Un large corpus législatif est ainsi venu encadrer l’exercice de la liberté d’expression, pour protéger le public et assurer que cet exercice ne soit pas détourné de façon à porter atteinte à notre démocratie.
Sans aucun doute, la diffusion d’informations contre-factuelles représente un danger pour la démocratie. C’est pourquoi la régulation par l’État, en cas de défaillance (ou complaisance) des plateformes, est indispensable.
Le volume, l’intangibilité et l’instantanéité des contenus, inhérents à Internet, rendent l’exercice plus complexe, mais ne doivent pas pour autant décourager le législateur de poursuivre l’encadrement de cette liberté. Ce combat doit cependant nécessairement être mené de pair avec les acteurs permettant la diffusion de ces contenus, à savoir les plateformes, lesquelles se retrouvent bien souvent juges et parties.
Face à cette difficulté, certains juges prennent les devants. Ainsi, le juge brésilien de Moraes a rendu une décision interdisant l’accès à X au Brésil l’an passé, en raison du refus de l’opérateur de supprimer des dizaines de comptes d’extrême-droite qui ont encouragé l’assaut contre le Congrès à Brasilia en 2023, en propageant de fausses informations sur la défaite de Bolsonaro aux élections présidentielles en 20222.

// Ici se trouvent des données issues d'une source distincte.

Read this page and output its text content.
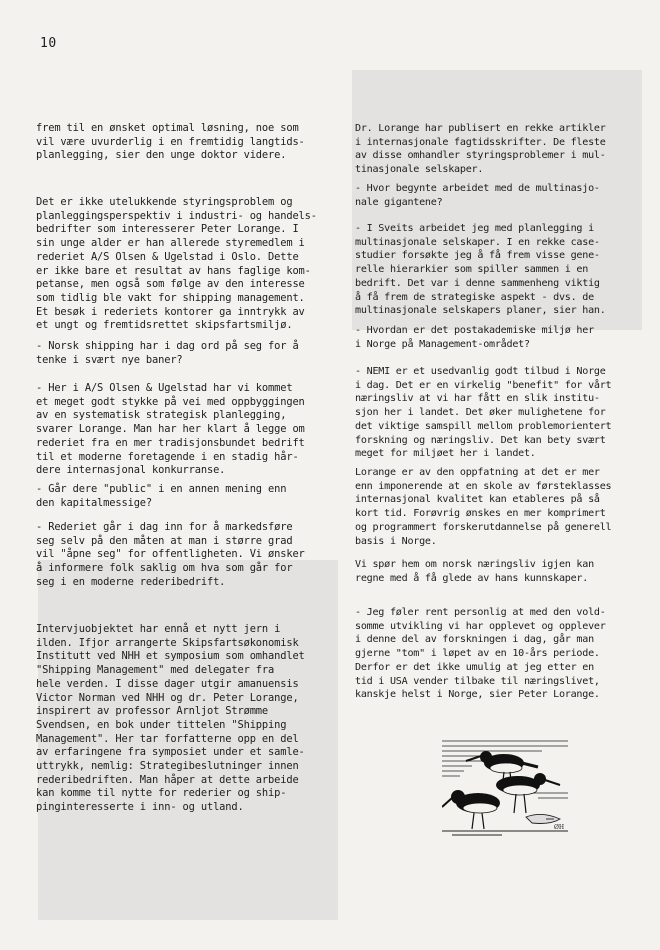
10

frem til en ønsket optimal løsning, noe som
vil være uvurderlig i en fremtidig langtids-
planlegging, sier den unge doktor videre.

Det er ikke utelukkende styringsproblem og
planleggingsperspektiv i industri- og handels-
bedrifter som interesserer Peter Lorange. I
sin unge alder er han allerede styremedlem i
rederiet A/S Olsen & Ugelstad i Oslo. Dette
er ikke bare et resultat av hans faglige kom-
petanse, men også som følge av den interesse
som tidlig ble vakt for shipping management.
Et besøk i rederiets kontorer ga inntrykk av
et ungt og fremtidsrettet skipsfartsmiljø.

- Norsk shipping har i dag ord på seg for å
tenke i svært nye baner?

- Her i A/S Olsen & Ugelstad har vi kommet
et meget godt stykke på vei med oppbyggingen
av en systematisk strategisk planlegging,
svarer Lorange. Man har her klart å legge om
rederiet fra en mer tradisjonsbundet bedrift
til et moderne foretagende i en stadig hår-
dere internasjonal konkurranse.

- Går dere "public" i en annen mening enn
den kapitalmessige?

- Rederiet går i dag inn for å markedsføre
seg selv på den måten at man i større grad
vil "åpne seg" for offentligheten. Vi ønsker
å informere folk saklig om hva som går for
seg i en moderne rederibedrift.

Intervjuobjektet har ennå et nytt jern i
ilden. Ifjor arrangerte Skipsfartsøkonomisk
Institutt ved NHH et symposium som omhandlet
"Shipping Management" med delegater fra
hele verden. I disse dager utgir amanuensis
Victor Norman ved NHH og dr. Peter Lorange,
inspirert av professor Arnljot Strømme
Svendsen, en bok under tittelen "Shipping
Management". Her tar forfatterne opp en del
av erfaringene fra symposiet under et samle-
uttrykk, nemlig: Strategibeslutninger innen
rederibedriften. Man håper at dette arbeide
kan komme til nytte for rederier og ship-
pinginteresserte i inn- og utland.

Dr. Lorange har publisert en rekke artikler
i internasjonale fagtidsskrifter. De fleste
av disse omhandler styringsproblemer i mul-
tinasjonale selskaper.

- Hvor begynte arbeidet med de multinasjo-
nale gigantene?

- I Sveits arbeidet jeg med planlegging i
multinasjonale selskaper. I en rekke case-
studier forsøkte jeg å få frem visse gene-
relle hierarkier som spiller sammen i en
bedrift. Det var i denne sammenheng viktig
å få frem de strategiske aspekt - dvs. de
multinasjonale selskapers planer, sier han.

- Hvordan er det postakademiske miljø her
i Norge på Management-området?

- NEMI er et usedvanlig godt tilbud i Norge
i dag. Det er en virkelig "benefit" for vårt
næringsliv at vi har fått en slik institu-
sjon her i landet. Det øker mulighetene for
det viktige samspill mellom problemorientert
forskning og næringsliv. Det kan bety svært
meget for miljøet her i landet.

Lorange er av den oppfatning at det er mer
enn imponerende at en skole av førsteklasses
internasjonal kvalitet kan etableres på så
kort tid. Forøvrig ønskes en mer komprimert
og programmert forskerutdannelse på generell
basis i Norge.

Vi spør hem om norsk næringsliv igjen kan
regne med å få glede av hans kunnskaper.

- Jeg føler rent personlig at med den vold-
somme utvikling vi har opplevet og opplever
i denne del av forskningen i dag, går man
gjerne "tom" i løpet av en 10-års periode.
Derfor er det ikke umulig at jeg etter en
tid i USA vender tilbake til næringslivet,
kanskje helst i Norge, sier Peter Lorange.

ØH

En France, les juges sanctionnent régulièrement les plateformes
du fait de leur permissivité face aux contenus qu’elles hébergent.
La loi pour la confiance dans l’économie numérique impose en effet aux hébergeurs (les plateformes) une obligation de suppression des contenus manifestement illicites, soit à réception d’une notification par leurs utilisateurs, soit d’elles-mêmes, pour les contenus les plus graves (apologies, vidéos terroristes, etc.).
Par l’intermédiaire du référé civil, il est possible d’obtenir une ordonnance contraignant les plateformes à rendre inaccessibles des contenus maintenus en ligne malgré leur caractère illicite. Conscientes de ce risque, les plateformes peuvent agir sur simple mise en demeure, à condition d’identifier explicitement le contenu illicite (via un lien URL) et de caractériser son illégalité.
Une difficulté subsiste : les fausses informations ne sont pas en elles-mêmes illicites.
Pour tenter d’empêcher leur diffusion massive, le législateur français a introduit, par la loi du 22 décembre 2018 « relative à la lutte contre la manipulation de l’information », un nouvel outil judiciaire accessible pendant les trois mois qui précèdent une élection nationale, afin de sanctionner les auteurs de fake news en période électorale.
Par la voie de ce référé civil spécial, le juge peut ordonner sous 48 heures, de rendre inaccessibles de fausses informations diffusées « de manière artificielle ou automatisée » et « massive », si elles sont « manifestement trompeuses ou inexactes » et peuvent avoir une influence sur le scrutin.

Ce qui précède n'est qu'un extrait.